Dozens protest Harvard layoffs
After an hour of chanting through a loud speaker and marching through Harvard Yard with a group of sign-holding protesters, Geoff Carens’ voice was hoarse, but his message to Harvard University was clear.
“Watch out,” he said.
Thursday’s protest was just the beginning of public demonstrations from Harvard students, staff, union workers, and members of the No Layoffs Campaign in reaction to Harvard University’s announcement on Tuesday to fire 275 employees due to a projected 30 percent drop in its endowment – now estimated at close to $26 billion.
“This is just the beginning,” said Carens, a member of the No Layoffs Campaign and a union representative, about future efforts to fight cutting the school’s workforce.
A group of about 30 protesters, many representing the American Federation of State, County and Municipal Employees and the Harvard Union of Clerical and Technical Workers, yelled in unison and held signs that read “Harvard has the money,” and “Harvard is more than just students.”
“When Harvard workers are under attack, what do we do? Stand up fight back,” the rallying group chanted as they moved from Harvard Yard to Mass. Ave.
In a letter to the university, Harvard president Drew Faust said the past year has “created a set of extraordinary financial challenges.”

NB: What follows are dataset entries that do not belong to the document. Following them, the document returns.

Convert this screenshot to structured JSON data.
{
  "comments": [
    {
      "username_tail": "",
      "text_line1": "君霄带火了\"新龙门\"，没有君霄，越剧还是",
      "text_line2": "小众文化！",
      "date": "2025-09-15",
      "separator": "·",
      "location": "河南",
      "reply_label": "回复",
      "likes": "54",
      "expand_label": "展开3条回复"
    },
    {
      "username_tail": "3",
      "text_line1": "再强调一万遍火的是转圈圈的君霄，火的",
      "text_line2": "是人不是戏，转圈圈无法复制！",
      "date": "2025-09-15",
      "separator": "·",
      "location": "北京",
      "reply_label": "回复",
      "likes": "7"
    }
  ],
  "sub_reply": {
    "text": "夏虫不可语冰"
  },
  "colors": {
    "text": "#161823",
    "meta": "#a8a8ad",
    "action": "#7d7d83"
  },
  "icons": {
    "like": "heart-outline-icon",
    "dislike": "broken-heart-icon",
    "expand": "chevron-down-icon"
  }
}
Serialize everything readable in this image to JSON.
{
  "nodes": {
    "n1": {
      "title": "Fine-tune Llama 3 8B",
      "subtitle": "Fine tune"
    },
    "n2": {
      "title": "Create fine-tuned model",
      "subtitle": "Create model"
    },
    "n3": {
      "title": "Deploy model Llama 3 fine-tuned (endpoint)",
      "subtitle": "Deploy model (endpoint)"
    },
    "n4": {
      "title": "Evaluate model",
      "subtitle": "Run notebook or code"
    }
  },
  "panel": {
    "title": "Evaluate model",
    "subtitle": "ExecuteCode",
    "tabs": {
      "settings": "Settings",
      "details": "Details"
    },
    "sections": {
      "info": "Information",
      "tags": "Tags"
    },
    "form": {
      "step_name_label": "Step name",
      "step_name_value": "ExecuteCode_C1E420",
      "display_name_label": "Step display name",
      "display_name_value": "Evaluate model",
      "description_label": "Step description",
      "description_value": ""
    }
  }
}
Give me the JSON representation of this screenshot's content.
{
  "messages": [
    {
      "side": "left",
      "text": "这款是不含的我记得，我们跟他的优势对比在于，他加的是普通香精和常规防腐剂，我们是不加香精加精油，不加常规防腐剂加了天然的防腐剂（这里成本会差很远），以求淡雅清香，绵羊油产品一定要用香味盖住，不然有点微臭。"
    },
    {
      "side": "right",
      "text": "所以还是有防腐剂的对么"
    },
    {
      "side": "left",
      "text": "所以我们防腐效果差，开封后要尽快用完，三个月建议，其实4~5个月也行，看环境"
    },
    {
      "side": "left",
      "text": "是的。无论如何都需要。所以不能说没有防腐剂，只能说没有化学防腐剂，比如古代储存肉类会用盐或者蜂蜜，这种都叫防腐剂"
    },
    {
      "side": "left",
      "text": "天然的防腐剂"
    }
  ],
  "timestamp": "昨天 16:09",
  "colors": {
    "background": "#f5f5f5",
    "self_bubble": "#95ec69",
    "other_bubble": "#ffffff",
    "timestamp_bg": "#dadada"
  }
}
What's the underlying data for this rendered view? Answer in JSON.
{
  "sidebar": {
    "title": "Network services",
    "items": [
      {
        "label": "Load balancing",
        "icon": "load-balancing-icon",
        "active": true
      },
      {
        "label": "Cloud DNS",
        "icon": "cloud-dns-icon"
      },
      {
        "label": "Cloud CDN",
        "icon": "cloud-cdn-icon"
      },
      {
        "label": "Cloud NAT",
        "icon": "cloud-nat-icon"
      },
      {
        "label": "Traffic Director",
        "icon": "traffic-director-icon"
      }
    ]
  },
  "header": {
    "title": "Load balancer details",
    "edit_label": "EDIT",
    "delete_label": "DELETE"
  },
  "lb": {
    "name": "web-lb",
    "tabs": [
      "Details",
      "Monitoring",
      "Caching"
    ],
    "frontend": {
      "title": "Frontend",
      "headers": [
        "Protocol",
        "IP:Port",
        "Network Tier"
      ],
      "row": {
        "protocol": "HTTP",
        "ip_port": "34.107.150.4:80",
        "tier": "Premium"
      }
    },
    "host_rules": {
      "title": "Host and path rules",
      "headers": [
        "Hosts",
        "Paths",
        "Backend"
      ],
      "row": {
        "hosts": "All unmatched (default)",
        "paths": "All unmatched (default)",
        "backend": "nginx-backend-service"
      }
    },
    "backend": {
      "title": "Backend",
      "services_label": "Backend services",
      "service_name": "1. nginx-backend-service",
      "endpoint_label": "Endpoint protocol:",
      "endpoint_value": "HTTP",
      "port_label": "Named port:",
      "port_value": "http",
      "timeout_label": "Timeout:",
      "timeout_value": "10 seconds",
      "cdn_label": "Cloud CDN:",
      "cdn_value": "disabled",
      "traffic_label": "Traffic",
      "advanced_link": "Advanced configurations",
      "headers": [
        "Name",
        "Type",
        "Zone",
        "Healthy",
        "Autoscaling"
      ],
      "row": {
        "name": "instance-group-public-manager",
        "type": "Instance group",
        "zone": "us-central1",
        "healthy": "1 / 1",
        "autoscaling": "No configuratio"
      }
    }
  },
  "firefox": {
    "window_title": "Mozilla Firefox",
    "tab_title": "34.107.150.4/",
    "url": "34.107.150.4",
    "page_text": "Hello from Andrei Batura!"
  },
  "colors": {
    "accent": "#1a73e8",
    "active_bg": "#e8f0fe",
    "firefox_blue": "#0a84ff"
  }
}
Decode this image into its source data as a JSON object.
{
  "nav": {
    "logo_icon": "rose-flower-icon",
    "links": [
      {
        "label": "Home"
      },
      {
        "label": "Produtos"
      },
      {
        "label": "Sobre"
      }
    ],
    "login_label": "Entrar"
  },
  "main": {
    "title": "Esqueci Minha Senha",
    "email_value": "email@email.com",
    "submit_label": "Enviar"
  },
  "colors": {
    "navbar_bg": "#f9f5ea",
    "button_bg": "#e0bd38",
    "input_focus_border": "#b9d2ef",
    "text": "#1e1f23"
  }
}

“Difficult circumstances have called for difficult decisions across the university,” she wrote.
Along with the sizeable staff cuts – representing close to 2 percent of the university’s workforce – about 40 more staff members will be offered positions with reduced work hours.
Marilyn Hausammann, vice president for human resources at Harvard, said the school has already taken cost-saving measures over the past months like limiting discretionary and travel spending, implementing a hiring and salary freeze, along with a voluntary early-retirement program for more than 500 employees.
“Harvard is being run as a corporation,” said AFSCME member Phebe Eskfeldt.
Harvard spokesman Kevin Galvin said in a statement that staff reductions have been spread evenly across the school’s workforce. Among the 275 job cuts, half of the positions are administrative or professional positions and the rest are clerical or technical workers.
“University officials have worked closely with the unions representing workers at Harvard to provide them with relevant information about the financial challenges that the schools and the central administration are facing, and to offer them opportunities to suggest alternatives to layoffs,” he said in an e-mail. “By the time the process is complete, it will have included about 75 impact bargaining sessions over more than four weeks.”
Harvard is Cambridge's top employer with 11,315 workers in the city.